The review calls for “critical lessons” to be “translated into action”.
Professionals failed to distinguish between behaviours linked to his autism and callous, premeditated traits, the report says.
It highlights a series of troubling incidents involving Bravery in the two years before the attack, including threatening to kill members of the public and putting faeces in his mother’s make-up brushes.
But his violent behaviour had been less frequent in the period before the Tate Modern attack, while he was living in a placement.
The report says: “There was no recent evidence that he presented a risk to other children or adults unknown to him.
“It was in this context that he was progressively given more freedoms, which saw him able to visit central London unaccompanied on the day of the incident.”

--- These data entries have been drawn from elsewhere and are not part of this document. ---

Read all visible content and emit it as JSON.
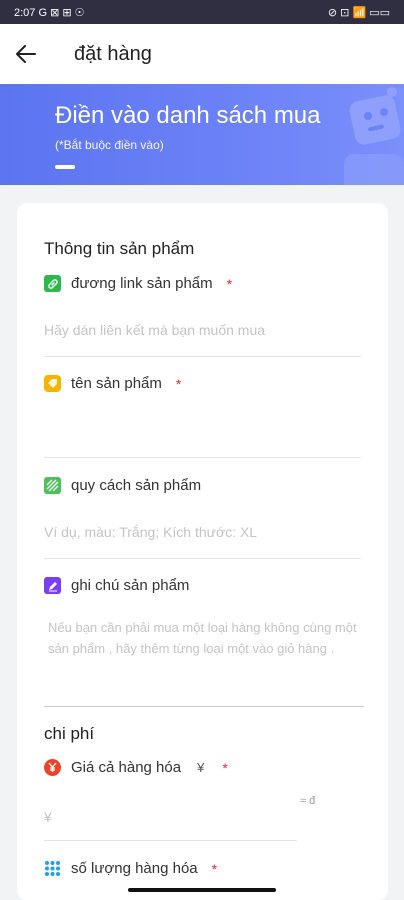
{
  "status_bar": {
    "left": "2:07 G ⊠ ⊞ ☉",
    "right": "⊘ ⊡ 📶 ▭▭"
  },
  "header": {
    "title": "đặt hàng"
  },
  "banner": {
    "title": "Điền vào danh sách mua",
    "subtitle": "(*Bắt buộc điền vào)"
  },
  "product_section": {
    "title": "Thông tin sản phẩm",
    "link": {
      "label": "đương link sản phẩm",
      "required": "*",
      "placeholder": "Hãy dán liên kết mà bạn muốn mua"
    },
    "name": {
      "label": "tên sản phẩm",
      "required": "*",
      "value": ""
    },
    "spec": {
      "label": "quy cách sản phẩm",
      "placeholder": "Ví dụ, màu: Trắng; Kích thước: XL"
    },
    "note": {
      "label": "ghi chú sản phẩm",
      "placeholder": "Nếu bạn cần phải mua một loại hàng không cùng một sản phẩm , hãy thêm từng loại một vào giỏ hàng ."
    }
  },
  "cost_section": {
    "title": "chi phí",
    "price": {
      "label": "Giá cả hàng hóa",
      "currency": "¥",
      "required": "*",
      "placeholder": "¥",
      "approx": "≈ đ"
    },
    "quantity": {
      "label": "số lượng hàng hóa",
      "required": "*"
    }
  },
  "colors": {
    "banner": "#6c82f7",
    "link_icon": "#2db84d",
    "name_icon": "#f5b400",
    "spec_icon": "#4cc05a",
    "note_icon": "#7b3ff2",
    "price_icon": "#e8452c",
    "qty_icon": "#1aa3e8",
    "required": "#ee2233"
  }
}
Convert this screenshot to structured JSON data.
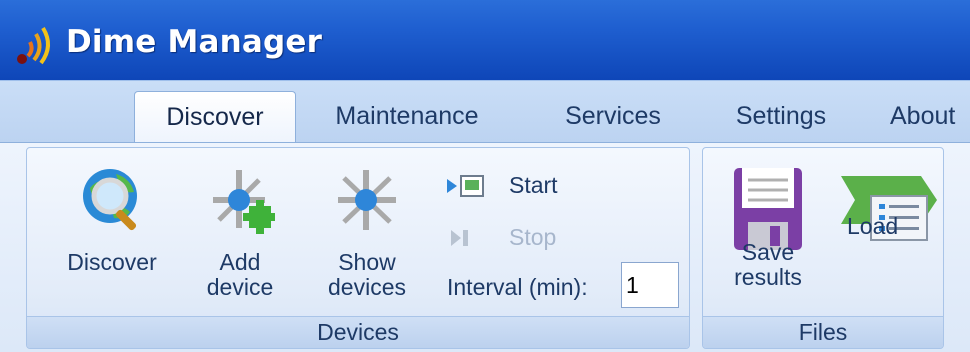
{
  "window": {
    "title": "Dime Manager",
    "icon": "signal-icon"
  },
  "tabs": [
    {
      "label": "Discover",
      "active": true
    },
    {
      "label": "Maintenance",
      "active": false
    },
    {
      "label": "Services",
      "active": false
    },
    {
      "label": "Settings",
      "active": false
    },
    {
      "label": "About",
      "active": false
    }
  ],
  "groups": {
    "devices": {
      "label": "Devices",
      "discover_label": "Discover",
      "add_device_label_1": "Add",
      "add_device_label_2": "device",
      "show_devices_label_1": "Show",
      "show_devices_label_2": "devices",
      "start_label": "Start",
      "stop_label": "Stop",
      "interval_label": "Interval (min):",
      "interval_value": "1"
    },
    "files": {
      "label": "Files",
      "save_label_1": "Save",
      "save_label_2": "results",
      "load_label": "Load"
    }
  },
  "colors": {
    "titlebar": "#1f5fd0",
    "ribbon": "#dce8f8",
    "text": "#1e3a66",
    "disabled": "#a7b6cc"
  }
}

The review, by the Local Safeguarding Children Partnership (LSCP), highlights a national shortage of specialist and residential community care for children and young people with complex and high-risk behaviours.
A psychiatric report in 2018 said Bravery, who is now 19, had learnt to use his autism as an excuse to evade responsibility for dangerous behaviour.
The review says Bravery needed residential therapeutic solutions that could enable him, as an autistic young person, to engage in a treatment regime for his conduct disorder.
“But such a residential option did not exist,” it adds.
The LCSP says it is continuing to make improvements across police, health and social care in the delivery and co-ordination of support for autistic children and those with complex high-risk behaviours.